Proteomics analysis and digital spatial profiling have shown that HBOT suppresses neutrophil degranulation, with a specific effect on the reduction of azurophil granule-associated proteins. This action is associated with the suppression of inflammation through the regulation of the NLRP3 inflammasome via the signal transducer and activator of transcription 3 (STAT3) signaling pathway. Furthermore, HBOT has been found to decrease reactive oxygen species and MAPK signaling, while increasing neutrophil apoptosis. As a result, the release of inflammatory mediators is suppressed, and the levels of pro-apoptotic protein BIM and anti-apoptotic protein BCLXL are increased, enabling the modulation of the inflammatory response.

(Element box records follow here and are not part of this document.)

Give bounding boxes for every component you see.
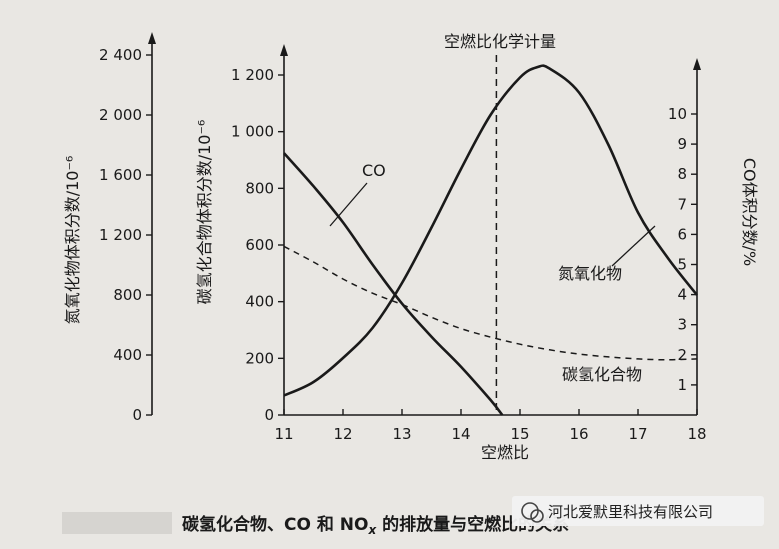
stoichiometric-label: 空燃比化学计量 <box>444 32 556 51</box>
figure-caption: 碳氢化合物、CO 和 NOx 的排放量与空燃比的关系 <box>62 512 569 537</box>
watermark-box <box>512 496 764 526</box>
caption-subscript: x <box>367 523 377 537</box>
curves-layer <box>283 55 699 416</box>
nox-tick-label: 800 <box>113 286 142 304</box>
nox-tick-label: 2 000 <box>99 106 142 124</box>
nox-tick-label: 1 200 <box>99 226 142 244</box>
watermark-text: 河北爱默里科技有限公司 <box>548 503 713 521</box>
co-curve-label: CO <box>362 161 386 180</box>
x-tick-label: 16 <box>569 425 588 443</box>
co-tick-label: 2 <box>677 346 687 364</box>
blurred-region <box>62 512 172 534</box>
nox-tick-label: 400 <box>113 346 142 364</box>
x-tick-label: 12 <box>333 425 352 443</box>
co-tick-label: 5 <box>677 256 687 274</box>
svg-text:碳氢化合物、CO 和 NOx 的排放量与空燃比的关系: 碳氢化合物、CO 和 NOx 的排放量与空燃比的关系 <box>182 514 569 537</box>
hc-tick-label: 200 <box>245 349 274 367</box>
hc-tick-label: 0 <box>264 406 274 424</box>
co-tick-label: 6 <box>677 225 687 243</box>
nox-axis-title: 氮氧化物体积分数/10⁻⁶ <box>63 156 82 325</box>
co-tick-label: 9 <box>677 135 687 153</box>
x-tick-label: 18 <box>687 425 706 443</box>
hc-tick-label: 400 <box>245 293 274 311</box>
co-curve <box>283 152 504 416</box>
co-tick-label: 1 <box>677 376 687 394</box>
x-tick-label: 13 <box>392 425 411 443</box>
nox-curve-label: 氮氧化物 <box>558 264 622 283</box>
nox-curve <box>283 64 699 397</box>
hc-axis-arrow <box>280 44 288 56</box>
co-tick-label: 4 <box>677 286 687 304</box>
co-leader-line <box>329 182 368 227</box>
nox-tick-label: 2 400 <box>99 46 142 64</box>
nox-leader-line <box>611 225 656 267</box>
co-axis-arrow <box>693 58 701 70</box>
co-tick-label: 3 <box>677 316 687 334</box>
watermark: 河北爱默里科技有限公司 <box>512 496 764 526</box>
x-tick-label: 11 <box>274 425 293 443</box>
x-axis-title: 空燃比 <box>481 443 529 462</box>
caption-prefix: 碳氢化合物、CO 和 NO <box>182 514 368 535</box>
co-tick-label: 7 <box>677 195 687 213</box>
hc-axis-title: 碳氢化合物体积分数/10⁻⁶ <box>195 120 214 305</box>
axes-layer: 0 400 800 1 200 1 600 2 000 2 400 0 200 400 600 800… <box>99 32 707 443</box>
nox-tick-label: 0 <box>132 406 142 424</box>
hc-tick-label: 600 <box>245 236 274 254</box>
nox-axis-arrow <box>148 32 156 44</box>
hc-curve <box>283 245 698 361</box>
co-tick-label: 10 <box>668 105 687 123</box>
x-tick-label: 15 <box>510 425 529 443</box>
labels-layer: 空燃比化学计量 CO 氮氧化物 碳氢化合物 空燃比 氮氧化物体积分数/10⁻⁶ … <box>63 32 759 462</box>
co-axis-title: CO体积分数/% <box>740 158 759 266</box>
nox-tick-label: 1 600 <box>99 166 142 184</box>
wechat-icon <box>521 502 544 523</box>
hc-tick-label: 1 000 <box>231 123 274 141</box>
x-tick-label: 14 <box>451 425 470 443</box>
hc-tick-label: 1 200 <box>231 66 274 84</box>
co-tick-label: 8 <box>677 165 687 183</box>
x-tick-label: 17 <box>628 425 647 443</box>
hc-tick-label: 800 <box>245 179 274 197</box>
hc-curve-label: 碳氢化合物 <box>562 365 642 384</box>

Moreover, HBOT induces significant changes in the gut microbiota composition. The impact of HBOT on the gut microbiota is thought to result in a significant decrease in Shannon diversity due to the reduction of mucin-degrading microbes Muribaculaceae and Akkermansiaceae, leading to a proportional increase in Firmicutes and subsequent elevation of bile acids.8 The simplest speculated mechanism is that the oxygen supply induced by HBOT suppresses Muribaculaceae and Akkermansiaceae, which are obligate anaerobes, allowing a relative increase in Firmicutes, including facultative anaerobes.
Furthermore, MUC2 is a core structural protein of the inner mucus layer, and the weakening of this epithelial barrier is considered an early dysbiosis event in UC in both human and animal models. This MUC2-deficiency-associated dysbiosis is characterized by a decrease in Firmicutes and an increase in the Muribaculaceae and Akkermansiaceae families, which aligns with the aforementioned hypothesis. However, contradictory findings exist. Muribaculaceae has been reported to stimulate mucus secretion through the production of short-chain fatty acids via polysaccharide metabolism, activating signaling pathways and exerting anti-inflammatory effects. In IBD, a reduction in Muribaculaceae has also been observed.12
Moreover, dysbiosis in IBD is primarily characterized by a decrease in strict anaerobes and an increase in facultative anaerobes, and some studies suggest that the loss of Muribaculaceae abundance is directly linked to disease pathogenesis. Given these findings, the observed microbiota changes alone are insufficient to fully explain dysbiosis improvement via increased intestinal oxygen concentration. Thus, further research and careful interpretation are necessary to elucidate the impact of HBOT on gut microbiota dysbiosis. In animal models, changes in the microbiota due to HBOT have been shown to contribute to the reduction of colitis, likely through direct effects on the host neutrophil STAT3 pathway, leading to improvement in disease activity.2
Conclusion: HBOT has been applied to various diseases and, due to its safety, can be easily combined with existing treatments, making it a promising adjunctive therapy. In the field of gastroenterology, its effectiveness in IBD has been reported through multiple mechanisms, including improvement of the mucus layer, bile acid metabolism, and modulation of the gut microbiota. However, regarding the correction of dysbiosis by HBOT, conflicting reports exist concerning Firmicutes and Akkermansiaceae (particularly Akkermansia muciniphila). Therefore, further research and careful interpretation are required.